Den Tonfall und Schreibstil Benedicts erkennt man sofort wieder, er ist lebendig, und bezieht die Emotionen der Menschen mit ein. In diesem Fall schwierig: wie die Emotionen Rosalinds wirklich waren, wissen wir nicht; es gibt Bücher und Veröffentlichungen über sie, die sich jedoch ausnahmslos widersprechen, wie der Leser im Nachwort erfährt. Benedict blieb also nichts anderes übrig, als zu raten, und einen zumindest wahrscheinlichen Verlauf zu erfinden. Rosalinds Wechsel von Institut zu Institut hängen also auch mit amourösen Verwicklungen zusammen, und mit wissenschaftspolitischen Entscheidungen. Die Männer finden sie hochnäsig, verleihen ihr beleidigende Spitznamen. Immer wieder wird berichtet, andere fänden sie "schwierig" - wohingegen sie wohl auch ein Teammensch war, Wanderungen organisiert hat, und mehrere Freundschaften über Jahrzehnte hielten.
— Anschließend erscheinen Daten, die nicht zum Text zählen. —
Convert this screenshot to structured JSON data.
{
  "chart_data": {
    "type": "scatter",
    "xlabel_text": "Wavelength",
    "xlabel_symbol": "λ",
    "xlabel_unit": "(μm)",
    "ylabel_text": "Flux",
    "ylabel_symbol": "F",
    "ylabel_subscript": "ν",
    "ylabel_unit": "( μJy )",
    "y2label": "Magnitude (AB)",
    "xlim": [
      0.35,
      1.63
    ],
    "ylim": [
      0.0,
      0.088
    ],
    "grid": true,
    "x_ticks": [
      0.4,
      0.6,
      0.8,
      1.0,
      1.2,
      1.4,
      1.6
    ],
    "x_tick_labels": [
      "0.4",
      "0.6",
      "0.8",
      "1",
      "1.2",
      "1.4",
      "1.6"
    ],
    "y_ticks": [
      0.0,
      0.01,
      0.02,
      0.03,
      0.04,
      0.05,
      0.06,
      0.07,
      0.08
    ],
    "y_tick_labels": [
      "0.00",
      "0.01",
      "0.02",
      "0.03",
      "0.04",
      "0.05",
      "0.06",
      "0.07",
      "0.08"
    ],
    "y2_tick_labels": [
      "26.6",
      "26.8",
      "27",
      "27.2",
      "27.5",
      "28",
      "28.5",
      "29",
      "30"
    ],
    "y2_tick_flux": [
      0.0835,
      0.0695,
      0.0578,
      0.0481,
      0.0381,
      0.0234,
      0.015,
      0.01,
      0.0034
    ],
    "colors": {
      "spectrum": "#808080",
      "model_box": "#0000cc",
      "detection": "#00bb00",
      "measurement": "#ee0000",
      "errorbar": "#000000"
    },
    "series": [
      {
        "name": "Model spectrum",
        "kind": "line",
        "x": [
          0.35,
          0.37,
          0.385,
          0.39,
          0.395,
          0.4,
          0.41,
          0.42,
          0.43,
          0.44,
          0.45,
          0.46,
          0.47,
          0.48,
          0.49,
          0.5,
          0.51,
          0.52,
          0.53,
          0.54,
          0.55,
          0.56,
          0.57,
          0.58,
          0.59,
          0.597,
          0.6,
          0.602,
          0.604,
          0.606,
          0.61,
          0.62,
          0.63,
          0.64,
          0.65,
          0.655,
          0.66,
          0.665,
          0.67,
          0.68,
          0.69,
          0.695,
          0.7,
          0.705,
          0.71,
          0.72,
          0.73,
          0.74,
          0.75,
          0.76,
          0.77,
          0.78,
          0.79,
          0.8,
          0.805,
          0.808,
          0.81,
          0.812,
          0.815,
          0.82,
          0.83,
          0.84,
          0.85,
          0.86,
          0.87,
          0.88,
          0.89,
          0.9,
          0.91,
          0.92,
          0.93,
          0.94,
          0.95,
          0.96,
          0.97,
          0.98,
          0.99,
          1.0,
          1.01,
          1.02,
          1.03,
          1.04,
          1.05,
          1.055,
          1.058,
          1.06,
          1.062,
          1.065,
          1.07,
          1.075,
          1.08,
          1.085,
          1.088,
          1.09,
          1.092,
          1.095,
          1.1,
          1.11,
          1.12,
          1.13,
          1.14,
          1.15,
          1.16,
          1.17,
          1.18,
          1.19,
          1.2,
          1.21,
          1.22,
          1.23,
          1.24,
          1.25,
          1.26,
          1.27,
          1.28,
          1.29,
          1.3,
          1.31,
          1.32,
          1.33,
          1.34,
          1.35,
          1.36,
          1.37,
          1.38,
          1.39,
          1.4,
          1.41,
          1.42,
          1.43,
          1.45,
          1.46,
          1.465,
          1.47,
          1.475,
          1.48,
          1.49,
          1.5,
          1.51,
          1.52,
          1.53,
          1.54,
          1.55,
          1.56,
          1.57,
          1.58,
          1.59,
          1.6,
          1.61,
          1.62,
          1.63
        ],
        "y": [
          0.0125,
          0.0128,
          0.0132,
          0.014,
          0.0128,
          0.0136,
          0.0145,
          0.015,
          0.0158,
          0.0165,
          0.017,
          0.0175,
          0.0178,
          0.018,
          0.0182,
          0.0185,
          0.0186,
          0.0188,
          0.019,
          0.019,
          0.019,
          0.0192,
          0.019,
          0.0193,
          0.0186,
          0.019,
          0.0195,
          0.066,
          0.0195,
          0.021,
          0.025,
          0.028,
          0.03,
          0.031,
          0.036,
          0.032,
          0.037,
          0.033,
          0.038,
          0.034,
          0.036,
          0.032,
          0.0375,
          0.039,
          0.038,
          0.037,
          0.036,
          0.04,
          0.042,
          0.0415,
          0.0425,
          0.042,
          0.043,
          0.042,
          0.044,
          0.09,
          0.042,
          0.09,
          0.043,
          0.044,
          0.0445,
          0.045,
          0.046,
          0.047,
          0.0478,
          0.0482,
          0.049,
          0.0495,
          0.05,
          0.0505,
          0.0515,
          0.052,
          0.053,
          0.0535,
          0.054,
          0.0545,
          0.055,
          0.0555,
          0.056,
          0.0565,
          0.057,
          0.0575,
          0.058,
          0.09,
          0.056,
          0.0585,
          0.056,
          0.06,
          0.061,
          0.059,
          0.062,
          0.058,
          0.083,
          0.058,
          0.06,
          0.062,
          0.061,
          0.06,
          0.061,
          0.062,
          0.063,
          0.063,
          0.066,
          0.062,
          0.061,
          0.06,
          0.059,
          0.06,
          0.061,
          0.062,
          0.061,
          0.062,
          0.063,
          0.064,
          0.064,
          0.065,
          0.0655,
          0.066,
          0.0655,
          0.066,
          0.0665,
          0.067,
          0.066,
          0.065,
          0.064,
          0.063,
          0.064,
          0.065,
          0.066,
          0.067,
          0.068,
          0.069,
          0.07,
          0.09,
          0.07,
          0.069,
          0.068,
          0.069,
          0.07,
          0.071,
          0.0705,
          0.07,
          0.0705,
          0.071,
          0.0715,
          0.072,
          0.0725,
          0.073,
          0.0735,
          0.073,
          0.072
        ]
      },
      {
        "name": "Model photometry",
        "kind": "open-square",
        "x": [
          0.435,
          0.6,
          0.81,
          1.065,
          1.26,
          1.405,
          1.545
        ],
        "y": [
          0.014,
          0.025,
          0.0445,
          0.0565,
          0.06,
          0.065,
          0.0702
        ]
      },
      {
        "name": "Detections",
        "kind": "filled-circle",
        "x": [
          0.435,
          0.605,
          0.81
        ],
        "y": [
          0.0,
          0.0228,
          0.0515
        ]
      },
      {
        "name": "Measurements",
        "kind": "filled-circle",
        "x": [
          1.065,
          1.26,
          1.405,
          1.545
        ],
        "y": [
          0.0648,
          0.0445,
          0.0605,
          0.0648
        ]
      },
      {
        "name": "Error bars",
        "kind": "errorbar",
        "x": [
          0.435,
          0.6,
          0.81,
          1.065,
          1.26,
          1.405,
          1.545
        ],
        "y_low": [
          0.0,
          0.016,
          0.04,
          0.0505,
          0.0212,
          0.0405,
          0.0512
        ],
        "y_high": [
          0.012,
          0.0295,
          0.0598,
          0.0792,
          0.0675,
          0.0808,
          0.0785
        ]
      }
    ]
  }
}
Um die Geschichte unmittelbarer zu machen, lässt Benedict Rosalind in der Ich-Form auftreten, was sich beinahe wie ein Tagebuch liest. Es werden wichtige Stationen nachgezeichnet, und an strategischen Punkten wird gerafft. So erhalten wir ein Panorama von 1947 bis 1958. Neu für Benedict war sicherlich auch der wissenschaftliche Anteil. Sie hat sich bemüht, den Forschungshintergrund Franklins dem Leser verständlich zu machen - was eben bei den Büchern über Agatha Christie oder Hedy Lamarr nicht nötig war. Die Autorin schlägt sich achtbar, und weckt sogar ansatzweise Bewunderung für die Härte des wissenschaftlichen Betriebs, die kleinteilige Arbeitsweise, die Versessenheit auf Details und Wiederholung.

Eventuelle Kritikpunkte am Buch gibt es ein paar wenige. So ist die Ausdrucksweise der Handlung in Paris doch etwas repetitiv; ein wenig zu oft wurden die Begriffe "chercheurs" und "labo" ( für "laboratoire") verwendet. Und ob sich die unglückliche Liebesgeschichte wirklich so abgespielt hat? Hier herrscht ein wenig Zuckerguss vor. Auch das Ende streift haarscharf am Kitsch vorbei. Und was ich überraschend fand: die eigentliche Nobelpreis-Verleihung kommt mit keinem Wort vor!

Insgesamt bildet sich aber ein positives Urteil über das Buch heraus. Der Leser erfährt mehr über die wissenschaftliche Forschung, die Zeitgeschichte, die Lage der Frauen damals. Das Urteil bleibt letztlich jedem Leser selber überlassen.